In September 2002, a statue depicting an amphomorphic beetle playing on a fiddle was unveiled in the town of Szczebrzeszyn. It was sculpted by students of the High School of Arts in Zamość under the supervision of professor Zygmunt Jarmuł. The sculpture was made from linden wood, having the height of 3 m (9.84 ft) and the width of 1 m (3.28 ft), and being placed on a stone pedestal. It was unveiled on placed on Klukowskiego Street the at the foot of the Castle Hill, next to a spring flowing to the nearby Wieprz river. The sculpture was created to commemorate the Polish tongue twister poem Chrząszcz by Jan Brzechwa, which the town is widely associated. Its first line reads: W Szczebrzeszynie chrząszcz brzmi w trzcinie (lit. 'In Szczebrzeszyn a beetle buzzes in the reeds'). On 26 October 2018, following the sculpture's deterioration, it was replaced with a new replica created by Zygmunt Jarmuł.

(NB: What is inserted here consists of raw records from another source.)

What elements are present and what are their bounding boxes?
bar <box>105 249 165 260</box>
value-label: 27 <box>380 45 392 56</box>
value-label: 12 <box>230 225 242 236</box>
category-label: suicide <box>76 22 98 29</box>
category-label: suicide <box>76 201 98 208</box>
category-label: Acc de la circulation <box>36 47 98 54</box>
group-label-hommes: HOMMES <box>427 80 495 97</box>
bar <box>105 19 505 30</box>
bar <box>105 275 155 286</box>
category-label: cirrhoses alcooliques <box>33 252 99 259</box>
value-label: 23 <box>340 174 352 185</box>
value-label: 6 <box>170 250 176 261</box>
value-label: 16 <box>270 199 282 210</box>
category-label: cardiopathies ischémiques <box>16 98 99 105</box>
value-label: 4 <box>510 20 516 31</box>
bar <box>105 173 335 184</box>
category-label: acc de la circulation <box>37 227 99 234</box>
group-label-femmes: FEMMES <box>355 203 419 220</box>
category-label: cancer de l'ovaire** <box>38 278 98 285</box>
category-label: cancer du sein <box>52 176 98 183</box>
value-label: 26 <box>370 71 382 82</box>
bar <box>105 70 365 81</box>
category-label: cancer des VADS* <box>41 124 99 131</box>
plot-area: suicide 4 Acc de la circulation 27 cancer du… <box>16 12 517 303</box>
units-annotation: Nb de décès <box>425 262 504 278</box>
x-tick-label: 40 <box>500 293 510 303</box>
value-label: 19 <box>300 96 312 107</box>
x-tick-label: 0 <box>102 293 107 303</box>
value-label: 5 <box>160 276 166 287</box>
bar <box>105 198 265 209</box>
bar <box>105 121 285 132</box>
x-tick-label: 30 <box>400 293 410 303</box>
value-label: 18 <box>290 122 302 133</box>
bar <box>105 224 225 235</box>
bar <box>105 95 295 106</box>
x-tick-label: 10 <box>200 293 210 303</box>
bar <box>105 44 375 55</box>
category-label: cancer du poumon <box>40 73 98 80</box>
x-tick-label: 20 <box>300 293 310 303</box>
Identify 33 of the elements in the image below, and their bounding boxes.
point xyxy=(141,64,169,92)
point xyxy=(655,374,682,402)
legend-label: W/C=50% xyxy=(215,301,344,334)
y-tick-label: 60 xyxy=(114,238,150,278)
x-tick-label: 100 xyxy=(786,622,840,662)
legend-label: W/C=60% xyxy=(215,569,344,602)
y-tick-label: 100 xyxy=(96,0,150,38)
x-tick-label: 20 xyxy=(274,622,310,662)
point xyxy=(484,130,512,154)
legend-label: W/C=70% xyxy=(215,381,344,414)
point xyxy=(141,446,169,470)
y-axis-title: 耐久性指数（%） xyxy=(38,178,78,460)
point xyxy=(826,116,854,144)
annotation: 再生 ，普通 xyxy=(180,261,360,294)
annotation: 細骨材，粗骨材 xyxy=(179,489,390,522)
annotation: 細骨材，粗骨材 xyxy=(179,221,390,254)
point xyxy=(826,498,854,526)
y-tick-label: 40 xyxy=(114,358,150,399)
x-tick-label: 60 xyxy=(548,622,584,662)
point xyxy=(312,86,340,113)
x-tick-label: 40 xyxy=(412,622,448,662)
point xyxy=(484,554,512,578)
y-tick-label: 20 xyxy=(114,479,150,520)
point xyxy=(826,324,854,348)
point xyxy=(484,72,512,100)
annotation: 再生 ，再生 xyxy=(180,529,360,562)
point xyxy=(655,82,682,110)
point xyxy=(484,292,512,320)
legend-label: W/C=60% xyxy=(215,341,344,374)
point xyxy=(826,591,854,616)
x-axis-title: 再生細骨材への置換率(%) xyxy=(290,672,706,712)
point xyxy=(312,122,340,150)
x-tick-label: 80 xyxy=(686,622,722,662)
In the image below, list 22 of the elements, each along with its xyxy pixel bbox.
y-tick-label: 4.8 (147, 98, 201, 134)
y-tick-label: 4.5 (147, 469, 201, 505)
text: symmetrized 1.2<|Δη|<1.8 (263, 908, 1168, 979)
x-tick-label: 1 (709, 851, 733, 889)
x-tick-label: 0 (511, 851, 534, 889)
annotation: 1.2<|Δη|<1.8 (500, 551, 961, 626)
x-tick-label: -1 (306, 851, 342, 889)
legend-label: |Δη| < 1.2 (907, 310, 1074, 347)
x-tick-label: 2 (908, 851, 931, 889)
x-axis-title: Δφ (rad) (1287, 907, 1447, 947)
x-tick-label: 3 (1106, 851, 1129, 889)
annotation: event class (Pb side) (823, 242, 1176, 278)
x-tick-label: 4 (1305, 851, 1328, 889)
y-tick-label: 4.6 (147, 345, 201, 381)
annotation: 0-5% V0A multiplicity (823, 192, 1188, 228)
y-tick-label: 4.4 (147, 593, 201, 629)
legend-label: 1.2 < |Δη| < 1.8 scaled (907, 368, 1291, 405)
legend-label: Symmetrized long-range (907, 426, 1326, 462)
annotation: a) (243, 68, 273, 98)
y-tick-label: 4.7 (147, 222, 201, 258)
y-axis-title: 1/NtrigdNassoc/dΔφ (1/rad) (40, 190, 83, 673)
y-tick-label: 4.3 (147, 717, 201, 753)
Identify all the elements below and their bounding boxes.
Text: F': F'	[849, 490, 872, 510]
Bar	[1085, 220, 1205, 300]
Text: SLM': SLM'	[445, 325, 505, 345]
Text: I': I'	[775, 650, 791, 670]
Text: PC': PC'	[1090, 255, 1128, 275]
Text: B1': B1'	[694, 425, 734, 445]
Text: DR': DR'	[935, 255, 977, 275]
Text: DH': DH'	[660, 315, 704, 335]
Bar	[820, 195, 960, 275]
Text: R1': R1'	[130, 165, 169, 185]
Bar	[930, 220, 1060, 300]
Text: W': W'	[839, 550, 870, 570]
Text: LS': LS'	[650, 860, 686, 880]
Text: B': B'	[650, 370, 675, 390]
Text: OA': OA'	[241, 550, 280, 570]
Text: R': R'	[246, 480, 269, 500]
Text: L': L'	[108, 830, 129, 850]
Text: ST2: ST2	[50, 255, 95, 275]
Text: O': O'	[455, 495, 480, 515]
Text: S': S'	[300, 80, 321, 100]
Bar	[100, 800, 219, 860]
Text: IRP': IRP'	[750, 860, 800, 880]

Another monument depicting a beetle have been commissioned by the city with Zygmunt Jarmuł was unveiled on 23 July 2011 in front of the Szczebrzeszyn Town Hall at 1 Kościuszko Square. Cast in bronze, the statue depicted an anthropomorphic beetle wearing a dinner suit and a top hat, and playing on a fiddle. 70% of its cost have been funded from a European Union financial program. Despite claimed to depict a anthropomorphic beetle, its appearance have been described to be closer to an insect of orthoptera order (which includes grasshoppers or a crickets).

== Characteristics ==
The bronze statue is placed in fromt of the Szczebrzeszyn Town Hall at 1 Kościuszko Square. Despite claimed to depict a anthropomorphic beetle, its appearance is closer to an insect of orthoptera order (which includes grasshoppers or a crickets). It is wearing a dinner suit and a top hat, and playing on a fiddle, and has a height of around 2 m (6.56 ft). The sculpture was created to commemorate the Polish tongue twister poem Chrząszcz by Jan Brzechwa, which the town is widely associated. Its first line reads: W Szczebrzeszynie chrząszcz brzmi w trzcinie (lit. 'In Szczebrzeszyn a beetle buzzes in the reeds').